Le théâtre ?

Le théâtre ?

9 mai 2025 0 Par Paul Rassat

À quoi sert le théâtre ? À dire des trucs écrits avant par quelqu’un d’autre et faire comme si on les inventait sur l’instant. On triche, à quoi ça sert ? Concevoir une équipe comme si les gens allaient être complémentaires, c’est ce qu’on fait dans la vraie vie. Alors le théâtre serait de la vraie vie et la vraie vie pourrait passer pour du théâtre ? Ou alors tout serait vrai ? Trump et Poutine sont du théâtre, et le front est le théâtre des opérations ?

Des textes forts

Les bons metteurs en scène recherchent des textes forts.  Pour quelle raison ? Le public retrouve, immédiatement après une représentation, la langue répétitivement insipide du quotidien dans lequel, derrière, on revient vers vous pour faire en sorte d’être en capacité de pouvoir, avec le team leader, vous booster dans vos attentes et satisfaire celles-ci.  Les Français ne sont pas des Marivaux, aurait dit de Gaulle.

La pomme de la concorde

Le théâtre nous ment pour faire plus vrai.

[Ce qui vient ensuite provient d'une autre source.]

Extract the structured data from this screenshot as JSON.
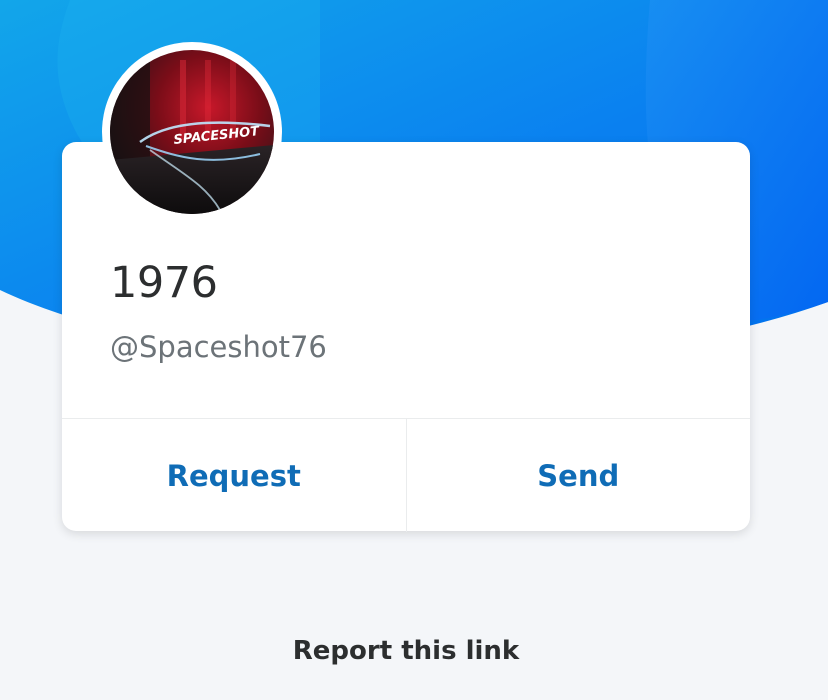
{
  "profile": {
    "display_name": "1976",
    "username": "@Spaceshot76",
    "avatar_text": "SPACESHOT"
  },
  "actions": {
    "request_label": "Request",
    "send_label": "Send"
  },
  "footer": {
    "report_label": "Report this link"
  },
  "colors": {
    "hero_blue": "#0a7df2",
    "hero_blue_dark": "#0066f0",
    "hero_cyan": "#14a8e8",
    "page_background": "#f4f6f9",
    "action_text": "#0f6cb6",
    "primary_text": "#2c2e2f",
    "secondary_text": "#6c7378"
  }
}
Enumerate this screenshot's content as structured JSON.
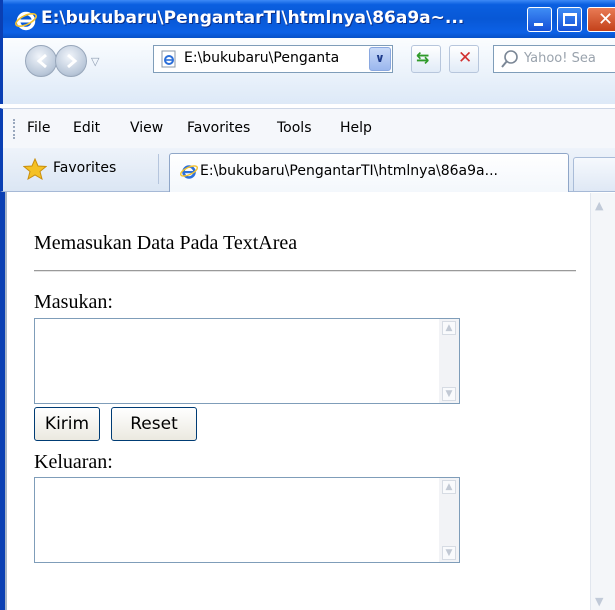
{
  "window": {
    "title": "E:\\bukubaru\\PengantarTI\\htmlnya\\86a9a~...",
    "controls": [
      "minimize-icon",
      "maximize-icon",
      "close-icon"
    ]
  },
  "navbar": {
    "address": "E:\\bukubaru\\Penganta",
    "search_placeholder": "Yahoo! Sea"
  },
  "menu": {
    "items": [
      "File",
      "Edit",
      "View",
      "Favorites",
      "Tools",
      "Help"
    ]
  },
  "tabs": {
    "favorites_label": "Favorites",
    "active_tab_label": "E:\\bukubaru\\PengantarTI\\htmlnya\\86a9a..."
  },
  "page": {
    "heading": "Memasukan Data Pada TextArea",
    "input_label": "Masukan:",
    "input_value": "",
    "submit_label": "Kirim",
    "reset_label": "Reset",
    "output_label": "Keluaran:",
    "output_value": ""
  },
  "colors": {
    "titlebar": "#0858d6",
    "window_border": "#0a3fb3",
    "textarea_border": "#7f9db9",
    "button_border": "#003c74"
  }
}
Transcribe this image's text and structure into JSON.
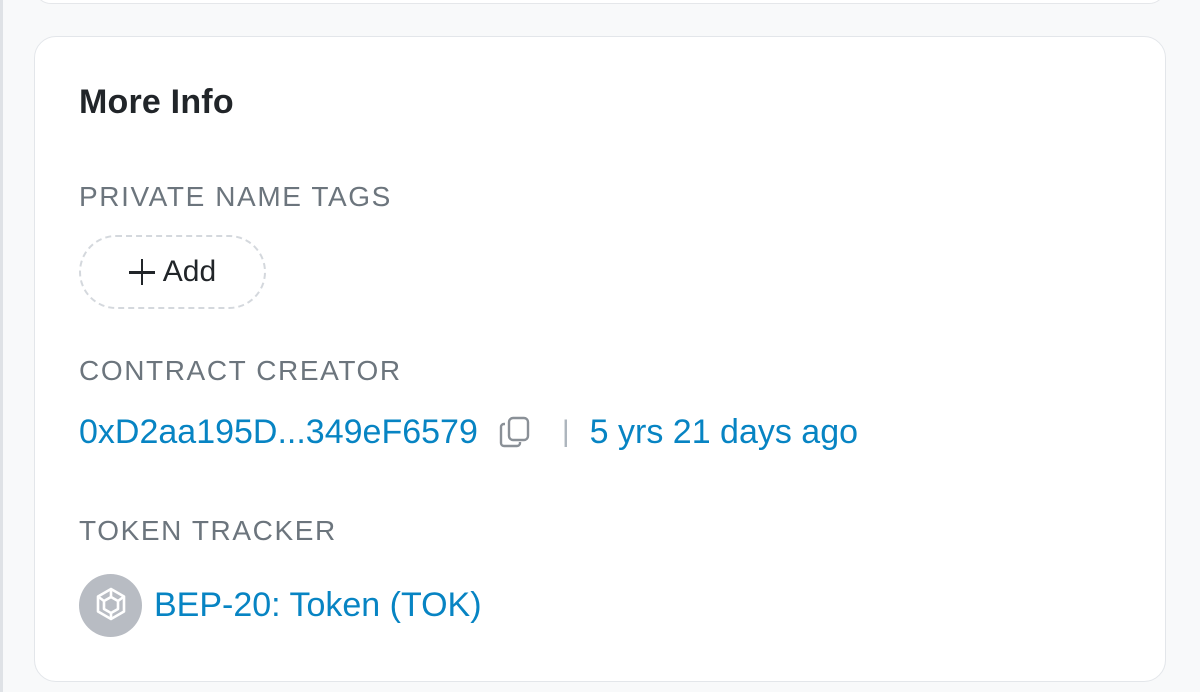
{
  "card": {
    "title": "More Info"
  },
  "private_name_tags": {
    "label": "PRIVATE NAME TAGS",
    "add_label": "Add"
  },
  "contract_creator": {
    "label": "CONTRACT CREATOR",
    "address": "0xD2aa195D...349eF6579",
    "separator": "|",
    "age": "5 yrs 21 days ago"
  },
  "token_tracker": {
    "label": "TOKEN TRACKER",
    "token_name": "BEP-20: Token (TOK)"
  },
  "colors": {
    "link": "#0784c3",
    "label": "#6c757d",
    "title": "#212529",
    "token_logo_bg": "#b8bcc3"
  },
  "icons": {
    "add": "plus-icon",
    "copy": "copy-icon",
    "token": "bnb-token-icon"
  }
}
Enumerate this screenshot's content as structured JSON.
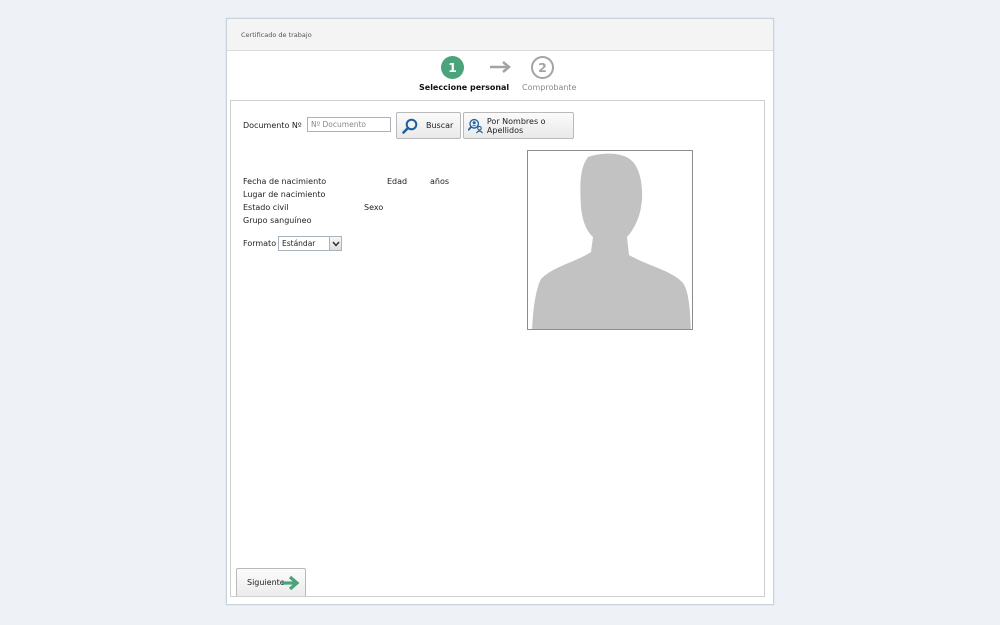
{
  "window": {
    "title": "Certificado de trabajo"
  },
  "stepper": {
    "steps": [
      {
        "number": "1",
        "label": "Seleccione personal",
        "active": true
      },
      {
        "number": "2",
        "label": "Comprobante",
        "active": false
      }
    ]
  },
  "search": {
    "document_label": "Documento Nº",
    "document_placeholder": "Nº Documento",
    "document_value": "",
    "search_button": "Buscar",
    "name_search_button": "Por Nombres o Apellidos"
  },
  "person": {
    "birth_date_label": "Fecha de nacimiento",
    "age_label": "Edad",
    "age_unit": "años",
    "birth_place_label": "Lugar de nacimiento",
    "civil_status_label": "Estado civil",
    "sex_label": "Sexo",
    "blood_group_label": "Grupo sanguíneo"
  },
  "format": {
    "label": "Formato",
    "selected": "Estándar"
  },
  "footer": {
    "next_button": "Siguiente"
  },
  "colors": {
    "accent_green": "#4aa37a",
    "inactive_gray": "#a3a3a3",
    "search_icon_blue": "#1f5f9e",
    "silhouette": "#c2c2c2"
  },
  "icons": {
    "search": "magnifier-icon",
    "people_search": "user-search-icon",
    "next": "arrow-right-icon",
    "photo": "person-silhouette-icon"
  }
}
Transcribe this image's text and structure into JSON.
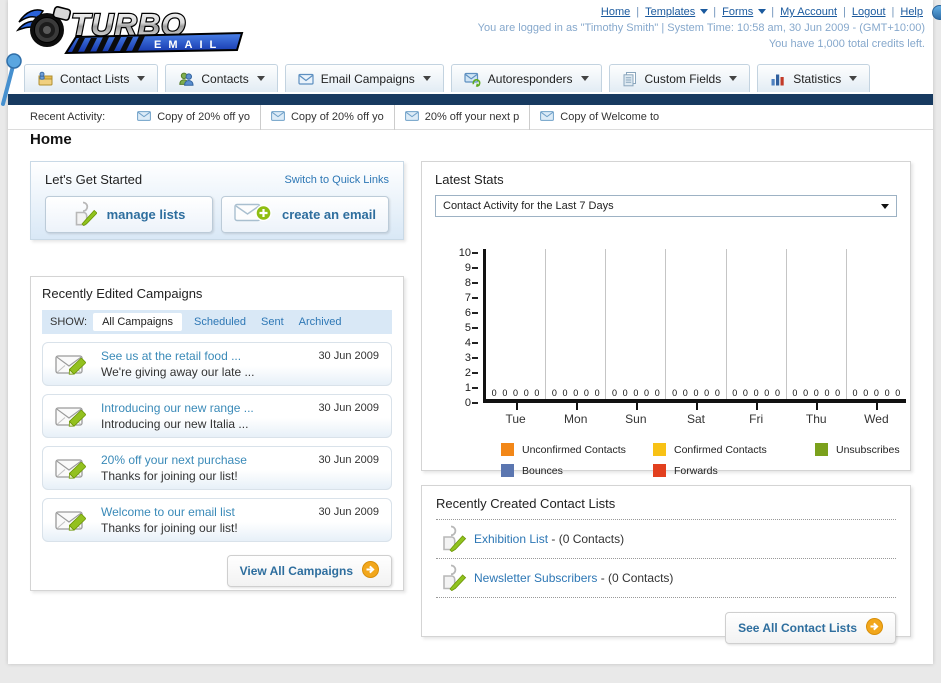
{
  "colors": {
    "nav_bar": "#173a60",
    "link": "#2d77b5",
    "arrow_button": "#f2a71c"
  },
  "header": {
    "logo_title": "TURBO",
    "logo_subtitle": "EMAIL",
    "links": [
      {
        "label": "Home",
        "dropdown": false
      },
      {
        "label": "Templates",
        "dropdown": true
      },
      {
        "label": "Forms",
        "dropdown": true
      },
      {
        "label": "My Account",
        "dropdown": false
      },
      {
        "label": "Logout",
        "dropdown": false
      },
      {
        "label": "Help",
        "dropdown": false
      }
    ],
    "login_status": "You are logged in as \"Timothy Smith\" | System Time: 10:58 am, 30 Jun 2009 - (GMT+10:00)",
    "credits": "You have 1,000 total credits left."
  },
  "tabs": [
    {
      "label": "Contact Lists",
      "icon": "contact-lists-icon"
    },
    {
      "label": "Contacts",
      "icon": "contacts-icon"
    },
    {
      "label": "Email Campaigns",
      "icon": "email-campaigns-icon"
    },
    {
      "label": "Autoresponders",
      "icon": "autoresponders-icon"
    },
    {
      "label": "Custom Fields",
      "icon": "custom-fields-icon"
    },
    {
      "label": "Statistics",
      "icon": "statistics-icon"
    }
  ],
  "recent_activity": {
    "label": "Recent Activity:",
    "items": [
      "Copy of 20% off yo",
      "Copy of 20% off yo",
      "20% off your next p",
      "Copy of Welcome to"
    ]
  },
  "home_title": "Home",
  "get_started": {
    "title": "Let's Get Started",
    "switch_link": "Switch to Quick Links",
    "buttons": [
      {
        "label": "manage lists",
        "icon": "manage-lists-icon"
      },
      {
        "label": "create an email",
        "icon": "create-email-icon"
      }
    ]
  },
  "campaigns": {
    "title": "Recently Edited Campaigns",
    "show_label": "SHOW:",
    "filters": [
      {
        "label": "All Campaigns",
        "active": true
      },
      {
        "label": "Scheduled",
        "active": false
      },
      {
        "label": "Sent",
        "active": false
      },
      {
        "label": "Archived",
        "active": false
      }
    ],
    "items": [
      {
        "title": "See us at the retail food ...",
        "subtitle": "We're giving away our late ...",
        "date": "30 Jun 2009"
      },
      {
        "title": "Introducing our new range ...",
        "subtitle": "Introducing our new Italia ...",
        "date": "30 Jun 2009"
      },
      {
        "title": "20% off your next purchase",
        "subtitle": "Thanks for joining our list!",
        "date": "30 Jun 2009"
      },
      {
        "title": "Welcome to our email list",
        "subtitle": "Thanks for joining our list!",
        "date": "30 Jun 2009"
      }
    ],
    "view_all_label": "View All Campaigns"
  },
  "latest_stats": {
    "title": "Latest Stats",
    "dropdown_value": "Contact Activity for the Last 7 Days"
  },
  "chart_data": {
    "type": "bar",
    "title": "Contact Activity for the Last 7 Days",
    "categories": [
      "Tue",
      "Mon",
      "Sun",
      "Sat",
      "Fri",
      "Thu",
      "Wed"
    ],
    "series": [
      {
        "name": "Unconfirmed Contacts",
        "color": "#f28718",
        "values": [
          0,
          0,
          0,
          0,
          0,
          0,
          0
        ]
      },
      {
        "name": "Confirmed Contacts",
        "color": "#f8c216",
        "values": [
          0,
          0,
          0,
          0,
          0,
          0,
          0
        ]
      },
      {
        "name": "Unsubscribes",
        "color": "#7ba11c",
        "values": [
          0,
          0,
          0,
          0,
          0,
          0,
          0
        ]
      },
      {
        "name": "Bounces",
        "color": "#5b76b0",
        "values": [
          0,
          0,
          0,
          0,
          0,
          0,
          0
        ]
      },
      {
        "name": "Forwards",
        "color": "#e2401f",
        "values": [
          0,
          0,
          0,
          0,
          0,
          0,
          0
        ]
      }
    ],
    "ylim": [
      0,
      10
    ],
    "yticks": [
      0,
      1,
      2,
      3,
      4,
      5,
      6,
      7,
      8,
      9,
      10
    ],
    "grid": true,
    "legend_position": "bottom"
  },
  "contact_lists": {
    "title": "Recently Created Contact Lists",
    "items": [
      {
        "name": "Exhibition List",
        "count": "(0 Contacts)"
      },
      {
        "name": "Newsletter Subscribers",
        "count": "(0 Contacts)"
      }
    ],
    "see_all_label": "See All Contact Lists"
  }
}
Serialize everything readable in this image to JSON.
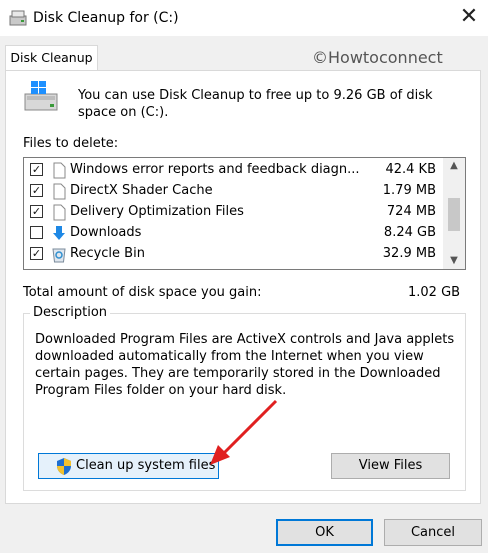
{
  "window": {
    "title": "Disk Cleanup for  (C:)",
    "close_glyph": "✕"
  },
  "tab": {
    "label": "Disk Cleanup"
  },
  "watermark": "©Howtoconnect",
  "intro": "You can use Disk Cleanup to free up to 9.26 GB of disk space on (C:).",
  "files_label": "Files to delete:",
  "files": [
    {
      "name": "Windows error reports and feedback diagn...",
      "size": "42.4 KB",
      "checked": true,
      "icon": "file-icon"
    },
    {
      "name": "DirectX Shader Cache",
      "size": "1.79 MB",
      "checked": true,
      "icon": "file-icon"
    },
    {
      "name": "Delivery Optimization Files",
      "size": "724 MB",
      "checked": true,
      "icon": "file-icon"
    },
    {
      "name": "Downloads",
      "size": "8.24 GB",
      "checked": false,
      "icon": "download-arrow-icon"
    },
    {
      "name": "Recycle Bin",
      "size": "32.9 MB",
      "checked": true,
      "icon": "recycle-bin-icon"
    }
  ],
  "check_glyph": "✓",
  "scrollbar": {
    "up_glyph": "▲",
    "down_glyph": "▼"
  },
  "total": {
    "label": "Total amount of disk space you gain:",
    "value": "1.02 GB"
  },
  "description": {
    "legend": "Description",
    "text": "Downloaded Program Files are ActiveX controls and Java applets downloaded automatically from the Internet when you view certain pages. They are temporarily stored in the Downloaded Program Files folder on your hard disk."
  },
  "buttons": {
    "cleanup": "Clean up system files",
    "view_files": "View Files",
    "ok": "OK",
    "cancel": "Cancel"
  },
  "colors": {
    "accent": "#0078d7",
    "annotation_arrow": "#e02020"
  }
}
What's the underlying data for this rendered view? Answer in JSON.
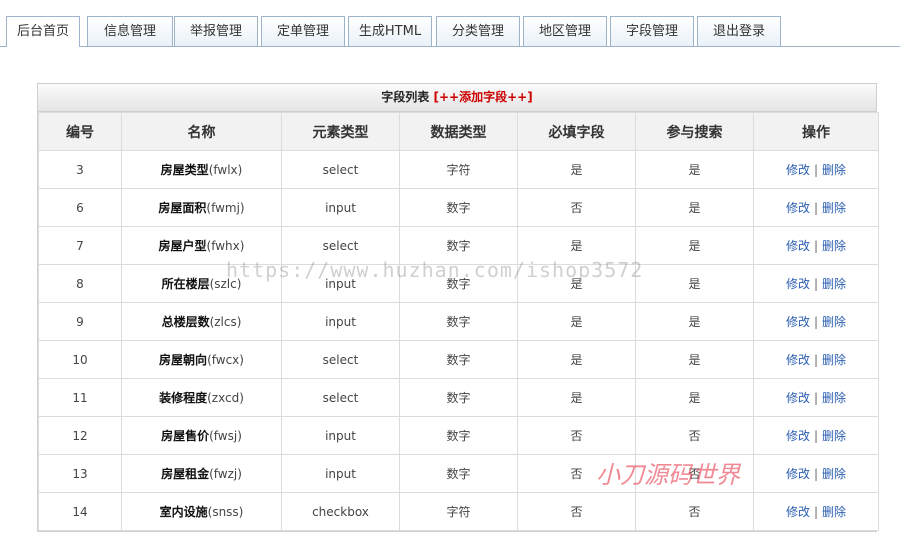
{
  "tabs": [
    {
      "label": "后台首页",
      "active": true
    },
    {
      "label": "信息管理",
      "active": false
    },
    {
      "label": "举报管理",
      "active": false
    },
    {
      "label": "定单管理",
      "active": false
    },
    {
      "label": "生成HTML",
      "active": false
    },
    {
      "label": "分类管理",
      "active": false
    },
    {
      "label": "地区管理",
      "active": false
    },
    {
      "label": "字段管理",
      "active": false
    },
    {
      "label": "退出登录",
      "active": false
    }
  ],
  "panel": {
    "title": "字段列表",
    "add_link": "[++添加字段++]"
  },
  "table": {
    "headers": [
      "编号",
      "名称",
      "元素类型",
      "数据类型",
      "必填字段",
      "参与搜索",
      "操作"
    ],
    "edit_label": "修改",
    "separator": "|",
    "delete_label": "删除",
    "rows": [
      {
        "id": "3",
        "name": "房屋类型",
        "code": "(fwlx)",
        "element": "select",
        "dtype": "字符",
        "required": "是",
        "search": "是"
      },
      {
        "id": "6",
        "name": "房屋面积",
        "code": "(fwmj)",
        "element": "input",
        "dtype": "数字",
        "required": "否",
        "search": "是"
      },
      {
        "id": "7",
        "name": "房屋户型",
        "code": "(fwhx)",
        "element": "select",
        "dtype": "数字",
        "required": "是",
        "search": "是"
      },
      {
        "id": "8",
        "name": "所在楼层",
        "code": "(szlc)",
        "element": "input",
        "dtype": "数字",
        "required": "是",
        "search": "是"
      },
      {
        "id": "9",
        "name": "总楼层数",
        "code": "(zlcs)",
        "element": "input",
        "dtype": "数字",
        "required": "是",
        "search": "是"
      },
      {
        "id": "10",
        "name": "房屋朝向",
        "code": "(fwcx)",
        "element": "select",
        "dtype": "数字",
        "required": "是",
        "search": "是"
      },
      {
        "id": "11",
        "name": "装修程度",
        "code": "(zxcd)",
        "element": "select",
        "dtype": "数字",
        "required": "是",
        "search": "是"
      },
      {
        "id": "12",
        "name": "房屋售价",
        "code": "(fwsj)",
        "element": "input",
        "dtype": "数字",
        "required": "否",
        "search": "否"
      },
      {
        "id": "13",
        "name": "房屋租金",
        "code": "(fwzj)",
        "element": "input",
        "dtype": "数字",
        "required": "否",
        "search": "否"
      },
      {
        "id": "14",
        "name": "室内设施",
        "code": "(snss)",
        "element": "checkbox",
        "dtype": "字符",
        "required": "否",
        "search": "否"
      }
    ]
  },
  "watermarks": {
    "url": "https://www.huzhan.com/ishop3572",
    "brand": "小刀源码世界"
  }
}
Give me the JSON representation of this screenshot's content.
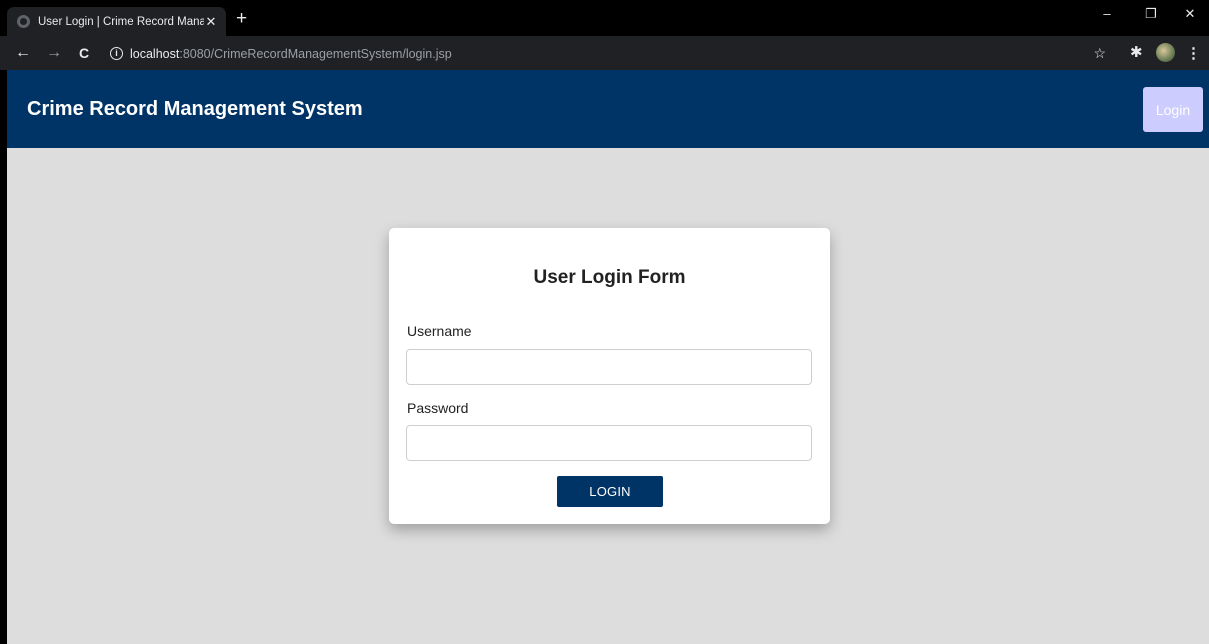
{
  "browser": {
    "tab_title": "User Login | Crime Record Manag",
    "tab_close": "✕",
    "new_tab": "+",
    "window_controls": {
      "minimize": "–",
      "restore": "❐",
      "close": "✕"
    },
    "nav": {
      "back": "←",
      "forward": "→",
      "reload": "C"
    },
    "url_host": "localhost",
    "url_rest": ":8080/CrimeRecordManagementSystem/login.jsp",
    "info_icon": "i",
    "bookmark_icon": "☆",
    "extensions_icon": "✱",
    "menu_icon": "⋮"
  },
  "header": {
    "title": "Crime Record Management System",
    "login_link": "Login"
  },
  "form": {
    "title": "User Login Form",
    "username_label": "Username",
    "username_value": "",
    "password_label": "Password",
    "password_value": "",
    "submit_label": "LOGIN"
  },
  "colors": {
    "header_bg": "#003366",
    "page_bg": "#dddddd",
    "button_bg": "#003366",
    "login_link_bg": "#ccccff"
  }
}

Alors quand un chef d’État ment impunément, le public/électorat est ravi. Il lui faut du texte fort, lui lécher le cul plutôt qu’un texte léché. « L’homme n’est pas là où il pense » dit Lacan. Peut-être qu’il est là où il dit sans penser. Pensé par quelqu’un d’autre ; par l’auteur. Il y aurait alors une dimension presque divine dans le théâtre. Accepter d’être pensé par quelqu’un d’autre ; être ainsi libéré de soi. Allégé-light-le temps de la représentation pour le public, le temps du personnage pour les acteurs, répétitions incluses, le temps de se prendre pour Dieu sans l’être pour le metteur en scène. Sans l’être parce qu’il doit se couler dans la réalité existante du texte, composer avec Adam, Ève et le serpent. Et puis la pomme. La pomme de la concorde. Pour Jean-Louis Hourdin le théâtre c’est « anticiper la réconciliation ».

Retrouver l’innocence

Au fond, le théâtre est une immense tarte aux pommes servie sur un plateau. Il y faut choisir la bonne variété de pommes, être bonne pâte, ajouter le moins de fanfreluches possibles, éviter le sirop de sucre qui fait briller. Nature, quoi. Comme Adam et Ève avant la pomme.

Le théâtre est pensé(e)

Si « L’homme n’est pas là où il pense », c’est peut-être qu’il n’y a pas un lieu où penser. Ni un moment. Souvent, les gens croient penser en se concentrant, en se coupant des autres, comme le penseur dans sa tour d’ivoire autrefois, ou le sage méditant dans sa cave en clair obscur. Penser , ne serait-ce pas plutôt s’ouvrir, tisser des liens avec les autres, avec le monde et avec soi-même. Il n’y a pas de pour penser.

Le plateau de théâtre est unique, il est , mais il est multiple. Partout dans le monde, depuis des millénaires. L’homme pense en se représentant le monde. Partout.